25 October 2012

The process


Creativity [kree-ey-tiv-i-tee] n. the ability to transcend traditional ideas, rules, patterns, relationships, or the like, and to create meaningful new ideas, forms, methods, interpretations, etc.; originality, progressiveness, or imagination.

 A glorious and frustrating concept.

 I contain a lot of creativity; many ideas: standard, complex, normal, abstract. Self-discipline is my own worst enemy. I fight it, I resign myself against it, I eventually and occasionally embrace output in spurts - a vicious cycle of self-loving and loathing.

 I make stuff. I like it, love it even. Cards, images, stitching, writing. I have an extensive ‘to create’ list full of ideas I want to make and articulate. Some of these things I am actually pretty good at doing.

 I am told I have a 'good eye'. This eye is the core of it but not a sustaining feature - the discipline, the ability to overcome fear must be present – so difficult, I am forever reaching and beating myself up when I can’t find it quickly enough, easily enough. It is hard.

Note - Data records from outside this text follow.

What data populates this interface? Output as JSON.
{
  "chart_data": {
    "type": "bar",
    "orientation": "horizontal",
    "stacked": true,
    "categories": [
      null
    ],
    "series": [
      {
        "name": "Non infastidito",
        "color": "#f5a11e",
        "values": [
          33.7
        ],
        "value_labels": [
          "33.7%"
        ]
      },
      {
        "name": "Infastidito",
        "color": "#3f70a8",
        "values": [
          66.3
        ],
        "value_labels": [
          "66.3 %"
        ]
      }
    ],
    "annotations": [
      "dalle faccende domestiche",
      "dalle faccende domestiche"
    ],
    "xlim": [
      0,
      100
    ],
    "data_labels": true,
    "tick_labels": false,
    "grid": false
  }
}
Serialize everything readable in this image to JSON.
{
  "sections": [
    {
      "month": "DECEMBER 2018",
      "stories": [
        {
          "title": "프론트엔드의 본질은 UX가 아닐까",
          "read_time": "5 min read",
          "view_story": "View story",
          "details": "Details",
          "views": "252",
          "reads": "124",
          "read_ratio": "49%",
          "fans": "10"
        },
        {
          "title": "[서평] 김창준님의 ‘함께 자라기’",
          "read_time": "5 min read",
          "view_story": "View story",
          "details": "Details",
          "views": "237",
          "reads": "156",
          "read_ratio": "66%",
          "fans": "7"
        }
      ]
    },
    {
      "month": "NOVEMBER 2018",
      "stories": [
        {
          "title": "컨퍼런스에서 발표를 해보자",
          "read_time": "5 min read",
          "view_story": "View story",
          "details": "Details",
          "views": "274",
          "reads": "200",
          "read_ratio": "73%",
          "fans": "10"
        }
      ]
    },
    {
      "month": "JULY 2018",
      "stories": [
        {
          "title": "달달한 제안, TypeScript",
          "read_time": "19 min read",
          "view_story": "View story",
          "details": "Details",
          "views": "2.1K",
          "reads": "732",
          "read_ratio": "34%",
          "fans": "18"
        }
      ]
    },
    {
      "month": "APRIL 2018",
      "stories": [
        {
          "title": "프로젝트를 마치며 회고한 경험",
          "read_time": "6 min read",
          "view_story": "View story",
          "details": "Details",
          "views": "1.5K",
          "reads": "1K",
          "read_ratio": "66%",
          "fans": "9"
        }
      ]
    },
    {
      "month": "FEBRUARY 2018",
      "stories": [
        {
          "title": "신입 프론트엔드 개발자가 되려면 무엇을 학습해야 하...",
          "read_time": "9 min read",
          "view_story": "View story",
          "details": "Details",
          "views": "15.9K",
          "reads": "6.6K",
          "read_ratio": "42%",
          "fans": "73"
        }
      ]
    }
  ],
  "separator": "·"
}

I don't write this to garner sympathy but to explore why so many creative people (and I'm guessing most of us are), namely ME, don't ever get outside of our own heads, our own fears, our own damn laziness.

 Ira Glass has a quote (thanks to a friend who posted a .jpeg on the interwebs) that oscillates in my head, taunting me, encouraging me, "Nobody tells this to people who are beginners, I wish someone told me. All of us who do creative work, we get into it because we have good taste. But there is this gap. For the first couple years you make stuff, it’s just not that good. It’s trying to be good, it has potential, but it’s not. But your taste, the thing that got you into the game, is still killer. And your taste is why your work disappoints you. A lot of people never get past this phase, they quit. Most people I know who do interesting, creative work went through years of this. We know our work doesn't have this special thing that we want it to have. We all go through this. And if you are just starting out or you are still in this phase, you gotta know its normal and the most important thing you can do is do a lot of work. Put yourself on a deadline so that every week you will finish one story. It is only by going through a volume of work that you will close that gap, and your work will be as good as your ambitions. And I took longer to figure out how to do this than anyone I've ever met. It’s gonna take awhile. It’s normal to take awhile. You've just gotta fight your way through."

 Creativity, like anything, is a process. It is not immediate; creativity takes time, it takes dedication, it takes heart, most of all, it takes self-acceptance. I am here to accept my abilities, my talent and to grow it instead of stifling myself through fear or the unknown.

 These past few days I have been in an output mode, self-love instead of self-loathe, my heart goes into my creative output the goal of self-discipline and self-loving to follow. As the creative output ramps up, hell, I am even writing about it.

 Sealing up a new, completely original card to a friend I smile; realizing this is as much for her as it is for me. The quote I chose, a Chinese proverb, reads: The journey is the reward.